Testing Approximate Stationarity Concepts for Piecewise Affine Functions

TL;DR

This paper investigates the computational complexity of detecting approximate stationary points in piecewise affine functions, introduces efficient algorithms, and provides new theoretical insights into subdifferential calculus.

Contribution

It establishes the intractability of first-order stationarity testing, proposes a polynomial-time relaxation, and introduces the first oracle-polynomial-time algorithm for near-stationarity detection.

Findings

Testing first-order stationarity is NP-hard.

A tight characterization of the convex subdifferential sum rule.

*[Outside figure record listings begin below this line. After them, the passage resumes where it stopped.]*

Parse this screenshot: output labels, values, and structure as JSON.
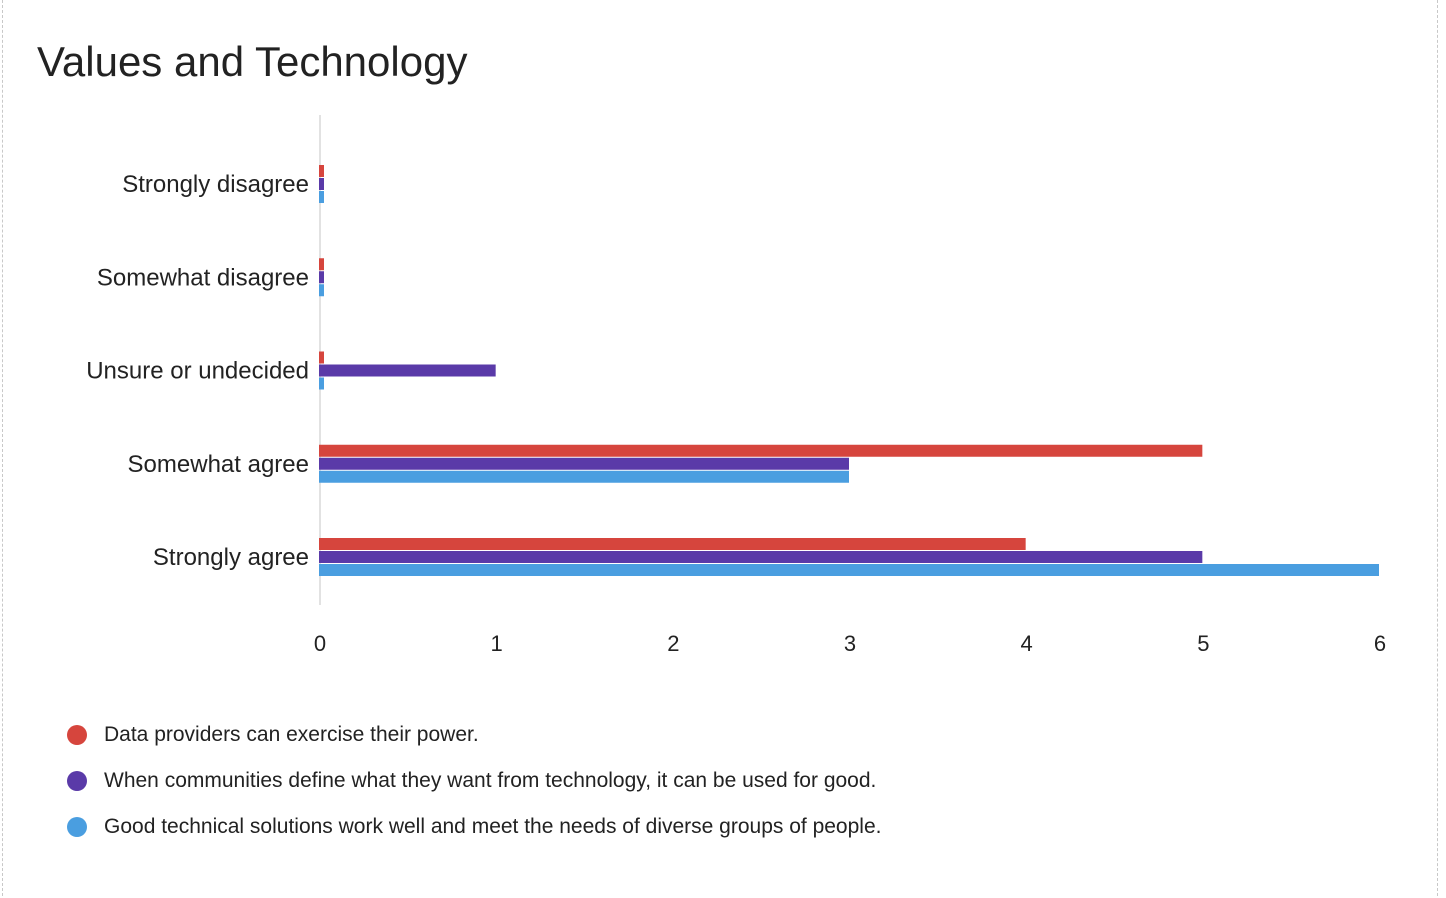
{
  "chart_data": {
    "type": "bar",
    "orientation": "horizontal",
    "title": "Values and Technology",
    "xlabel": "",
    "ylabel": "",
    "categories": [
      "Strongly disagree",
      "Somewhat disagree",
      "Unsure or undecided",
      "Somewhat agree",
      "Strongly agree"
    ],
    "xlim": [
      0,
      6
    ],
    "ticks": [
      "0",
      "1",
      "2",
      "3",
      "4",
      "5",
      "6"
    ],
    "grid": false,
    "legend_position": "bottom",
    "series": [
      {
        "name": "Data providers can exercise their power.",
        "color": "#d6453d",
        "values": [
          0,
          0,
          0,
          5,
          4
        ]
      },
      {
        "name": "When communities define what they want from technology, it can be used for good.",
        "color": "#5a3aa8",
        "values": [
          0,
          0,
          1,
          3,
          5
        ]
      },
      {
        "name": "Good technical solutions work well and meet the needs of diverse groups of people.",
        "color": "#4a9ee0",
        "values": [
          0,
          0,
          0,
          3,
          6
        ]
      }
    ]
  }
}
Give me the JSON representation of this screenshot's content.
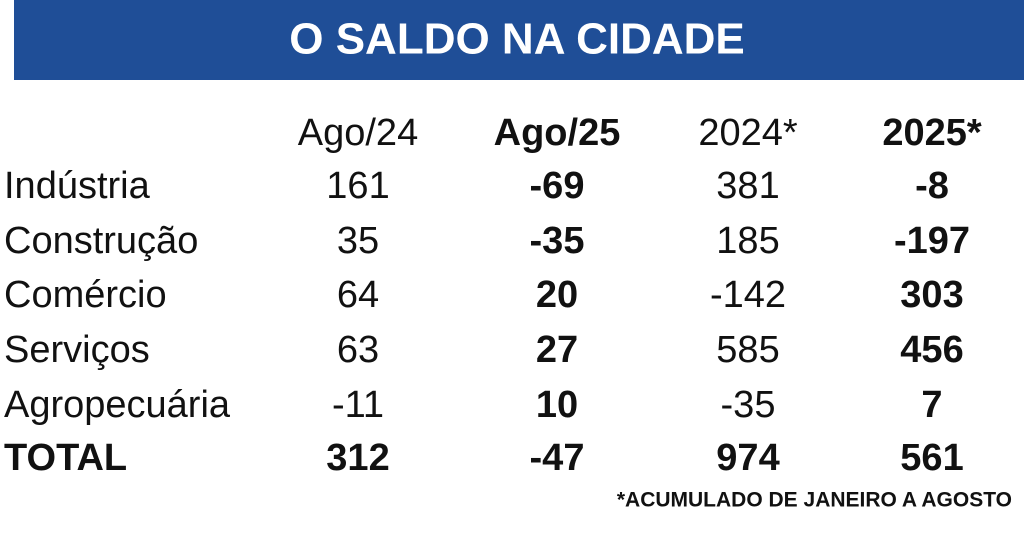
{
  "header": {
    "title": "O SALDO NA CIDADE"
  },
  "table": {
    "columns": [
      "Ago/24",
      "Ago/25",
      "2024*",
      "2025*"
    ],
    "bold_columns": [
      false,
      true,
      false,
      true
    ],
    "rows": [
      {
        "label": "Indústria",
        "values": [
          161,
          -69,
          381,
          -8
        ]
      },
      {
        "label": "Construção",
        "values": [
          35,
          -35,
          185,
          -197
        ]
      },
      {
        "label": "Comércio",
        "values": [
          64,
          20,
          -142,
          303
        ]
      },
      {
        "label": "Serviços",
        "values": [
          63,
          27,
          585,
          456
        ]
      },
      {
        "label": "Agropecuária",
        "values": [
          -11,
          10,
          -35,
          7
        ]
      }
    ],
    "total": {
      "label": "TOTAL",
      "values": [
        312,
        -47,
        974,
        561
      ]
    }
  },
  "footnote": "*ACUMULADO DE JANEIRO A AGOSTO"
}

An efficient algorithm for detecting near-approximate stationary points.

Abstract

We study the basic computational problem of detecting approximate stationary points for continuous piecewise affine (PA) functions. Our contributions span multiple aspects, including complexity, regularity, and algorithms. Specifically, we show that testing first-order approximate stationarity concepts, as defined by commonly used generalized subdifferentials, is computationally intractable unless P=NP. To facilitate computability, we consider a polynomial-time solvable relaxation by abusing the convex subdifferential sum rule and establish a tight characterization of its exactness. Furthermore, addressing an open issue motivated by the need to terminate the subgradient method in finite time, we introduce the first oracle-polynomial-time algorithm to detect so-called near-approximate stationary points for PA functions. A notable byproduct of our development in regularity is the first necessary and sufficient condition for the validity of an equality-type (Clarke) subdifferential sum rule. Our techniques revolve around two new geometric notions for convex polytopes and may be of independent interest in nonsmooth analysis. Moreover, some corollaries of our work on complexity and algorithms for stationarity testing address open questions in the literature. To demonstrate the versatility of our results, we complement our findings with applications to a series of structured piecewise smooth functions, including $\rho$-margin-loss SVM, piecewise affine regression, and nonsmooth neural networks.